PSP Board Approves Dividend of 0.08 Baht per Share Based on Record-High 2025 Performance

The Board of Directors of P.S.P. Specialties Public Company Limited (PSP), the leading lubricant solutions partner, approved the payment of an interim dividend of 0.08 baht per share to shareholders, with payment set for October 20, 2025, reflecting the company’s continued growth. The company noted that the overall lubricant market offers opportunities for expansion through rising orders from existing and new customers, as well as from the relocation of global supply chains, and reaffirmed its strategy to aggressively expand markets, especially overseas.

Mr. Sakesan Krongphanich, Deputy CEO of P.S.P. Specialties Public Company Limited (PSP), revealed that due to PSP’s continuous business growth in 2024 and the first half of 2025, the Board of Directors resolved to pay an interim dividend to shareholders at the rate of 0.08 baht per share, with the payment scheduled for October 20, 2025. The record date to determine the list of shareholders entitled to receive the dividend will be October 6, 2025.

“Since PSP was listed on the Stock Exchange of Thailand (SET) on August 30, 2023, we have continuously paid dividends from retained earnings twice a year. The first dividend was paid to shareholders on May 20, 2024, at the rate of 0.15 baht per share, followed by an interim dividend in the same year on October 25, 2024, at the rate of 0.05 baht per share. In 2025, PSP paid a dividend on May 16, 2025, at the rate of 0.15 baht per share, before the latest board resolution approved an interim dividend of 0.08 baht per share,” said Mr. Sakesan.
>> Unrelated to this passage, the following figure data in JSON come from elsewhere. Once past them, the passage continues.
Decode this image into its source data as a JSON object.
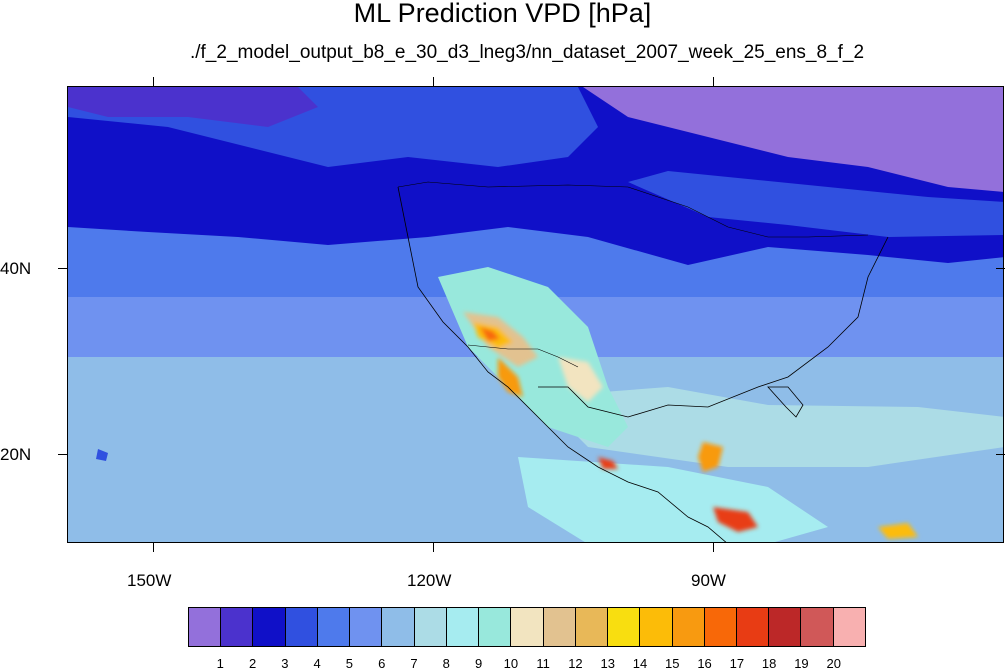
{
  "header": {
    "title": "ML Prediction VPD [hPa]",
    "subtitle": "./f_2_model_output_b8_e_30_d3_lneg3/nn_dataset_2007_week_25_ens_8_f_2"
  },
  "axes": {
    "x_ticks": [
      "150W",
      "120W",
      "90W"
    ],
    "y_ticks": [
      "40N",
      "20N"
    ]
  },
  "colorbar": {
    "labels": [
      "1",
      "2",
      "3",
      "4",
      "5",
      "6",
      "7",
      "8",
      "9",
      "10",
      "11",
      "12",
      "13",
      "14",
      "15",
      "16",
      "17",
      "18",
      "19",
      "20"
    ],
    "colors": [
      "#9370db",
      "#4b32cd",
      "#1010c8",
      "#3050e0",
      "#4e7aec",
      "#6f92f0",
      "#8fbde8",
      "#acdce6",
      "#a6ecf0",
      "#98e8dc",
      "#f2e4c0",
      "#e2c290",
      "#e8b858",
      "#f8de10",
      "#fcbc08",
      "#f89a10",
      "#f86808",
      "#e83c14",
      "#bc2828",
      "#d05858",
      "#f8b0b0"
    ]
  }
}
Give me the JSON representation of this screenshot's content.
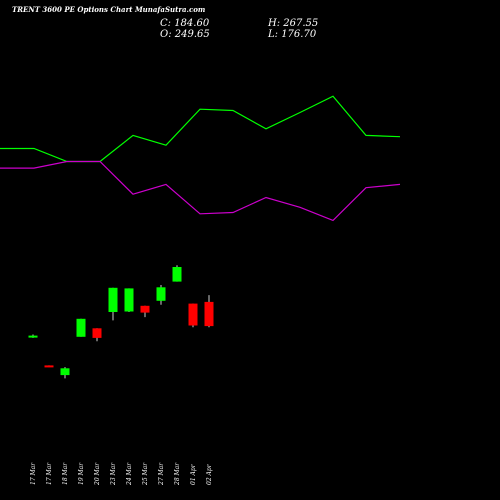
{
  "header": {
    "title": "TRENT 3600  PE Options  Chart MunafaSutra.com",
    "close_label": "C: 184.60",
    "open_label": "O: 249.65",
    "high_label": "H: 267.55",
    "low_label": "L: 176.70"
  },
  "colors": {
    "background": "#000000",
    "up": "#00ff00",
    "down": "#ff0000",
    "line_upper": "#00ff00",
    "line_lower": "#cc00cc",
    "text": "#ffffff"
  },
  "chart_data": [
    {
      "type": "line",
      "description_series": "upper indicator",
      "x": [
        "",
        "17 Mar",
        "18 Mar",
        "19 Mar",
        "20 Mar",
        "24 Mar",
        "25 Mar",
        "27 Mar",
        "28 Mar",
        "01 Apr",
        "02 Apr",
        "",
        ""
      ],
      "series": [
        {
          "values": [
            500,
            500,
            480,
            480,
            520,
            505,
            560,
            558,
            530,
            555,
            580,
            520,
            518
          ]
        },
        {
          "values": [
            470,
            470,
            480,
            480,
            430,
            445,
            400,
            402,
            425,
            410,
            390,
            440,
            445
          ]
        }
      ],
      "ylim": [
        360,
        620
      ]
    },
    {
      "type": "candlestick",
      "categories": [
        "17 Mar",
        "17 Mar",
        "18 Mar",
        "19 Mar",
        "20 Mar",
        "23 Mar",
        "24 Mar",
        "25 Mar",
        "27 Mar",
        "28 Mar",
        "01 Apr",
        "02 Apr"
      ],
      "ohlc": [
        {
          "o": 148,
          "h": 152,
          "l": 146,
          "c": 150
        },
        {
          "o": 97,
          "h": 97,
          "l": 94,
          "c": 95
        },
        {
          "o": 80,
          "h": 94,
          "l": 74,
          "c": 92
        },
        {
          "o": 148,
          "h": 180,
          "l": 148,
          "c": 180
        },
        {
          "o": 163,
          "h": 163,
          "l": 140,
          "c": 146
        },
        {
          "o": 192,
          "h": 235,
          "l": 177,
          "c": 235
        },
        {
          "o": 193,
          "h": 234,
          "l": 192,
          "c": 234
        },
        {
          "o": 203,
          "h": 203,
          "l": 183,
          "c": 191
        },
        {
          "o": 212,
          "h": 240,
          "l": 205,
          "c": 236
        },
        {
          "o": 246,
          "h": 275,
          "l": 246,
          "c": 272
        },
        {
          "o": 207,
          "h": 207,
          "l": 165,
          "c": 168
        },
        {
          "o": 210,
          "h": 222,
          "l": 165,
          "c": 167
        }
      ],
      "ylim": [
        0,
        320
      ]
    }
  ],
  "x_ticks": [
    "17 Mar",
    "17 Mar",
    "18 Mar",
    "19 Mar",
    "20 Mar",
    "23 Mar",
    "24 Mar",
    "25 Mar",
    "27 Mar",
    "28 Mar",
    "01 Apr",
    "02 Apr"
  ]
}
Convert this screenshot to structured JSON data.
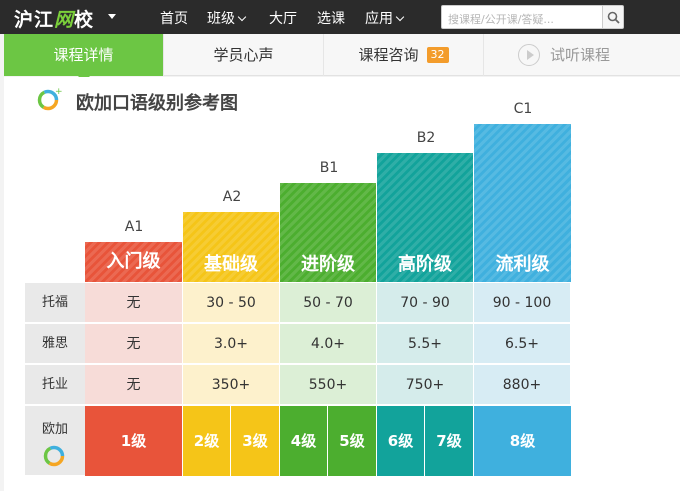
{
  "header": {
    "logo_main": "沪江",
    "logo_accent": "网",
    "logo_tail": "校",
    "nav": [
      {
        "label": "首页",
        "has_caret": false
      },
      {
        "label": "班级",
        "has_caret": true
      },
      {
        "label": "大厅",
        "has_caret": false
      },
      {
        "label": "选课",
        "has_caret": false
      },
      {
        "label": "应用",
        "has_caret": true
      }
    ],
    "search_placeholder": "搜课程/公开课/答疑..."
  },
  "tabs": [
    {
      "label": "课程详情",
      "active": true
    },
    {
      "label": "学员心声",
      "active": false
    },
    {
      "label": "课程咨询",
      "badge": "32",
      "active": false
    },
    {
      "label": "试听课程",
      "active": false
    }
  ],
  "section_title": "欧加口语级别参考图",
  "levels": [
    {
      "code": "A1",
      "name": "入门级",
      "color": "#e8543a"
    },
    {
      "code": "A2",
      "name": "基础级",
      "color": "#f5c518"
    },
    {
      "code": "B1",
      "name": "进阶级",
      "color": "#4cae2f"
    },
    {
      "code": "B2",
      "name": "高阶级",
      "color": "#12a39b"
    },
    {
      "code": "C1",
      "name": "流利级",
      "color": "#3fb0de"
    }
  ],
  "rows": [
    {
      "label": "托福",
      "values": [
        "无",
        "30 - 50",
        "50 - 70",
        "70 - 90",
        "90 - 100"
      ]
    },
    {
      "label": "雅思",
      "values": [
        "无",
        "3.0+",
        "4.0+",
        "5.5+",
        "6.5+"
      ]
    },
    {
      "label": "托业",
      "values": [
        "无",
        "350+",
        "550+",
        "750+",
        "880+"
      ]
    }
  ],
  "oujia": {
    "label": "欧加",
    "grades": [
      "1级",
      "2级",
      "3级",
      "4级",
      "5级",
      "6级",
      "7级",
      "8级"
    ]
  },
  "cell_tints": [
    "#f7dcd8",
    "#fdf1cc",
    "#dcefd6",
    "#d5eceb",
    "#d7ecf4"
  ]
}
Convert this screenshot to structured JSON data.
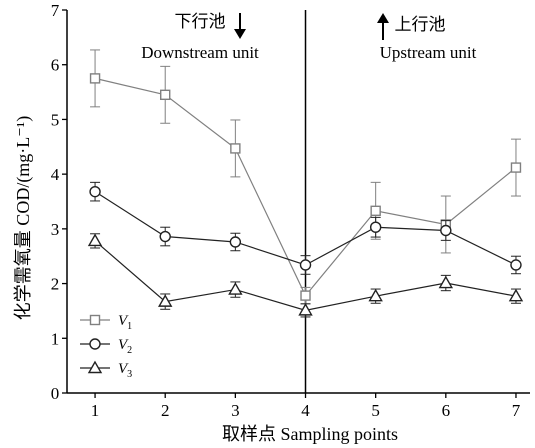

Given the favorable lubricant market conditions that provide opportunities for growth, in 2025 PSP is implementing strategies to maintain its market leadership by strengthening the domestic market through increasing sales from existing customers and expanding to new ones. At the same time, the company is accelerating the proportion of revenue from international sales by retaining its existing customer base while entering new markets, with the goal of significantly increasing foreign revenue contribution. PSP also views the global relocation of supply chains as a key opportunity to boost sales and revenue in the medium to long term.

PSP has a policy to pay dividends at a rate of not less than 35% of net profit from the separate financial statements after deducting corporate income tax and all types of legal reserves as required by applicable laws and the company’s regulations. However, the company may consider determining dividend payments and payout ratios differently, taking into account operating performance, cash flow, financial liquidity, financial position, investment plans, the need for working capital to manage and expand the business, economic conditions, debt repayment plans, and other factors deemed appropriate by the Board of Directors. Dividend payments may therefore be subject to change, depending on necessity and suitability as determined by the Board. Annual dividend payments must be approved by the shareholders’ meeting, while interim dividend payments can be approved by the Board from time to time when it deems the company has sufficient profit, with such payments to be reported to shareholders at the next meeting.